UNSERE LIEBE FRAU VON GUADALUPE
HEILIGE MESSE FÜR LATEINAMERIKA
PREDIGT VON PAPST FRANZISKUS
Vatikanische Basilika
Donnerstag, 12. Dezember 2019
Die heutige Liturgiefeier, die biblischen Texte, die wir gehört haben, und das Bild Unserer Lieben Frau von Guadalupe, das uns an den Nican mopohua erinnert, lassen mich an drei Bezeichnungen für sie denken: Frau [»señora-mujer«], Mutter und Mestizin. Maria ist Frau. Sie ist Frau, sie ist Señora, wie der Nican mopohua sagt. Frau mit der Hoheit der Frau. Sie zeigt sich als Frau, und sie zeigt sich auch mit einer Botschaft von etwas anderem, das heißt sie ist Frau, Señora und Jüngerin. Der heilige Ignatius nannte sie gern »Nuestra Señora«.

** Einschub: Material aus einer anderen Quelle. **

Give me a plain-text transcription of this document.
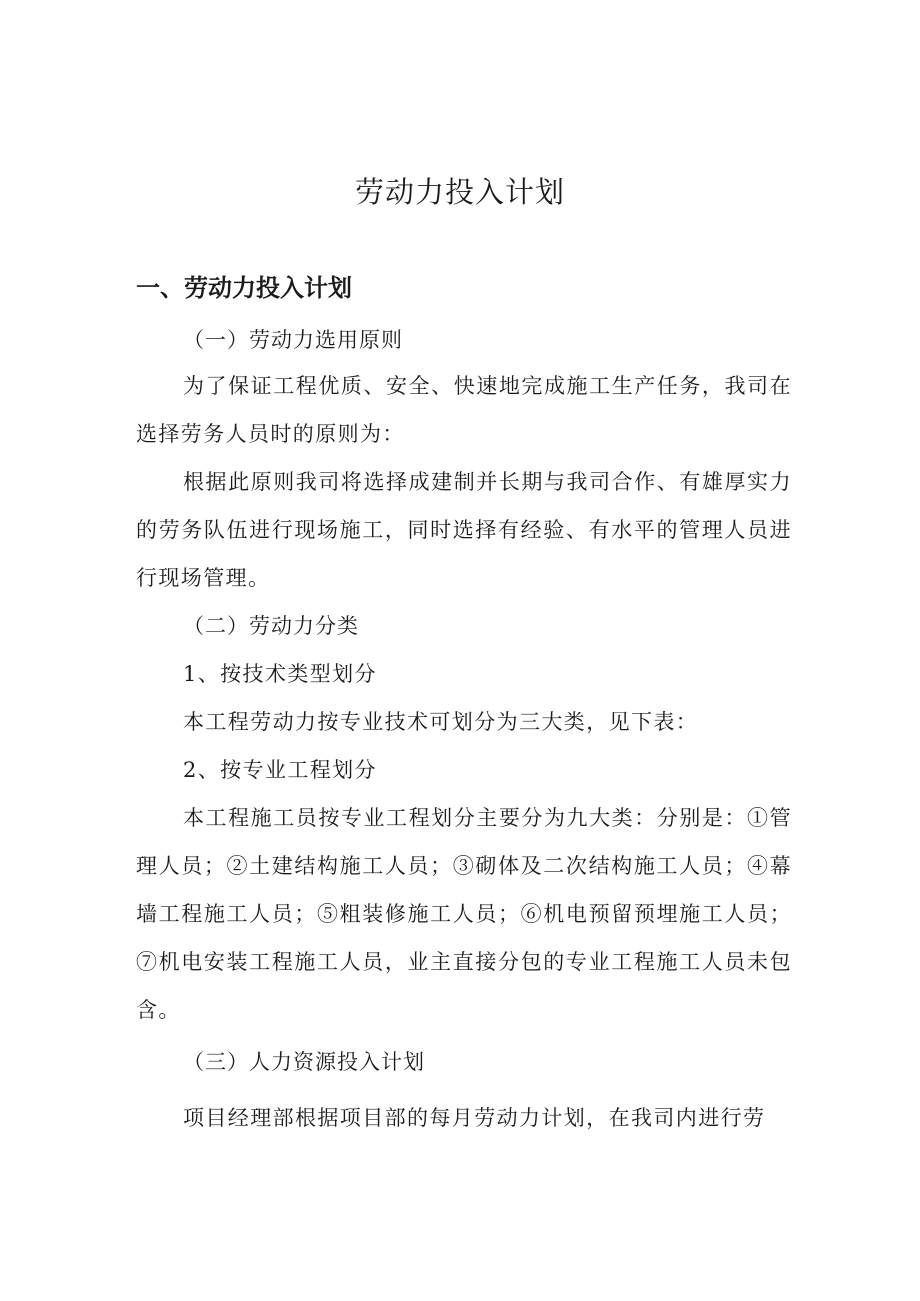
劳动力投入计划
一、劳动力投入计划

（一）劳动力选用原则

为了保证工程优质、安全、快速地完成施工生产任务，我司在选择劳务人员时的原则为：

根据此原则我司将选择成建制并长期与我司合作、有雄厚实力的劳务队伍进行现场施工，同时选择有经验、有水平的管理人员进行现场管理。

（二）劳动力分类

1、按技术类型划分

本工程劳动力按专业技术可划分为三大类，见下表：

2、按专业工程划分

本工程施工员按专业工程划分主要分为九大类：分别是：①管理人员；②土建结构施工人员；③砌体及二次结构施工人员；④幕墙工程施工人员；⑤粗装修施工人员；⑥机电预留预埋施工人员；⑦机电安装工程施工人员，业主直接分包的专业工程施工人员未包含。

（三）人力资源投入计划

项目经理部根据项目部的每月劳动力计划，在我司内进行劳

Und so einfach ist es, sie behauptet nichts anderes: Sie ist Frau, sie ist Jüngerin. Die christliche Frömmigkeit hat sich im Laufe der Jahrhunderte stets bemüht, sie mit neuen Titeln zu ehren: Es waren Titel aus kindlicher Liebe, Titel der Liebe des Volkes Gottes, die aber an dieses Frau- und Jüngerin-Sein nicht heranreichten. Der heilige Bernhard sagt uns, dass das Lob, die Lobestitel niemals ausreichen, wenn wir von Maria sprechen, aber sie reichen nicht heran an ihre demütige Jüngerschaft. Jüngerin. Ihrem Meister gehorsam, der ihr Sohn ist, der einzige Erlöser, hat sie nie etwas von ihrem Sohn für sich selbst beanspruchen wollen. Sie hat sich nie als Mit-Erlöserin präsentiert. Nein, Jüngerin. Und es gibt einen Kirchenvater, der sagt, dass die Jüngerschaft würdiger ist als die Mutterschaft. Das sind Fragen der Theologen, wichtig ist: Jüngerin. Sie hat niemals etwas von ihrem Sohn für sich genommen. Sie hat ihm gedient, weil sie Mutter ist. Sie schenkt in der Fülle der Zeit diesem Sohn das Leben, geboren von einer Frau.
Maria ist unsere Mutter. Sie ist die Mutter unserer Völker. Sie ist Mutter von uns allen. Sie ist Mutter der Kirche. Aber sie ist auch Bild der Kirche. Und sie ist Mutter unseres Herzens, unserer Seele. Es gibt einen Kirchenvater, der sagt: Was man von Maria sagt, kann man auf gewisse Weise von der Kirche sagen und auf andere Weise auch von unserer Seele. Denn die Kirche ist weiblich und unsere Seele hat diese Fähigkeit, von Gott die Gnade zu empfangen, und in einem gewissen Sinn sahen die Kirchenväter sie als weiblich. Wir können die Kirche nicht ohne dieses marianische Prinzip denken, das sich ausbreitet.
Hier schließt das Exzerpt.